# Trout HB's



## Junglefisher (Jun 2, 2008)

I managed to lose all my trout HB's today.
So what works???
I've used Ecogear MX48's and MW's until now. They don't seem to make them any more though.


----------



## Zed (Sep 18, 2006)

Can't go wrong w/ the standard tiny rapalas.


----------



## spork (Jan 21, 2012)

Cobras and Tassie devils.
Have done prwtty well with P21 Crackjack 48 in Carmenred and Gold/silver/orange belly. I know another bloke who loves the P21 Greedyguts 55 in Ayu for them.
Rapalas - F7 and the smaller countdowns are good. I love the "spotted dog" pattern if you can find it.

How did you loose all yours?


----------



## anselmo (Aug 26, 2008)

Sneaky scorpion
Megabass X35
celta (I know its not a HB)
conehead bugger (again, I know its not a HB, but you can cast them on UL spinning gear)

Given you're in Canada ...
Bill Norman Deep Teeny N (or Tiny N - whichever is smaller)


----------



## Junglefisher (Jun 2, 2008)

spork said:


> How did you loose all yours?


viewtopic.php?f=17&t=66385

Those lures really were the goods. I had a few days where I would outfish a mate on his stinker 3:1 using them. I also had a few days where out of 10+ people on a lake, I'd be the only one catching fish.


----------



## Funchy (Dec 3, 2011)

Hey Junglefisher. Are you fishing lakes and deep ones at that?

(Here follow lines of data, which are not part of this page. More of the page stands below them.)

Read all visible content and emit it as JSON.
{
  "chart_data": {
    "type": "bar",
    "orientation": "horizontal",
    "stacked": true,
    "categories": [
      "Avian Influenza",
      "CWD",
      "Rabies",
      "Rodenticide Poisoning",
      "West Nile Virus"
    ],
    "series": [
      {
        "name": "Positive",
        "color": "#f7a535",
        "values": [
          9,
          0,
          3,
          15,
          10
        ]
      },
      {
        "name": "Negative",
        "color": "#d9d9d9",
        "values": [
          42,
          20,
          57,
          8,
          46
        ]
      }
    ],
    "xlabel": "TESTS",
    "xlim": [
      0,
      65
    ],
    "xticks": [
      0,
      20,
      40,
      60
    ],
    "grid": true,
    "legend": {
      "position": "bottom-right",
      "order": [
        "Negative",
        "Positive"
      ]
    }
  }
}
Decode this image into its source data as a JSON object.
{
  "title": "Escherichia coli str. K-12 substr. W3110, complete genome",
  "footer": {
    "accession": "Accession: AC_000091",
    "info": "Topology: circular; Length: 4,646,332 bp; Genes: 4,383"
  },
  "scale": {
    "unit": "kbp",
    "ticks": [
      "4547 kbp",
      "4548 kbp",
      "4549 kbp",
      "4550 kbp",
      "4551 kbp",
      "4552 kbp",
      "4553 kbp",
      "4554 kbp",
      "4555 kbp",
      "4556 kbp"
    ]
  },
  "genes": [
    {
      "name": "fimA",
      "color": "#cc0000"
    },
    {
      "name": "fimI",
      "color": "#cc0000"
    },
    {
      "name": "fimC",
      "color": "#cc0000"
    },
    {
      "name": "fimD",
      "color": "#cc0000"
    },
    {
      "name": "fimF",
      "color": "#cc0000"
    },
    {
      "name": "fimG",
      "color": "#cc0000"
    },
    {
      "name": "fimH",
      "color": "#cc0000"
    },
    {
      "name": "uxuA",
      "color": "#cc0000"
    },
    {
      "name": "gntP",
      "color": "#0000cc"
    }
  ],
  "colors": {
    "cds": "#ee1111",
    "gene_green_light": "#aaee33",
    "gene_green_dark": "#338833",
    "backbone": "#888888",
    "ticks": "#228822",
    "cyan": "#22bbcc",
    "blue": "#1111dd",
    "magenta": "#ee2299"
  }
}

I lived in Utah for a bit and fished for trout mostly in the deep lakes. My most successful way to fish was using tube jigs (happy to pass on some info and rigs if you want, just PM me.) but also used to troll HB's.


----------



## cheaterparts (Jul 3, 2010)

Both rainbow and brown trout pattern Tsanami HBs have caught me fish - Trout and Red Fin have taken then on the troll

http://www.jarviswalker.com.au/tsunami- ... lures.html

they were cheap to about $7 each from Kmart


----------



## Zilch (Oct 10, 2011)

A mate of mine got this on his 1st fishing session, a couple of weeks ago (he was working the snow season at Mt. Norquay), caught on a SX40. I am not sure of the exact species but after measuring where it came to on his rod he said it would of been around 76cm. Only a text photo, so quality is not real good.

If you enlarge the photo you can see the lure, it looks like it is gold in colour.


















PS. good luck.

Steve


----------



## Stealthfisha (Jul 21, 2009)

yep...x2 conehead woolybugger
x5 hahahah ecogears of most colours....
rivertosea are excellent.....ive seen a mate catch lots of stuff with his go to......good luck find mx48...ive had one for trolling for sambos for 3 years!!!!!!! its my go to...if I ever lose it im gunna cry


----------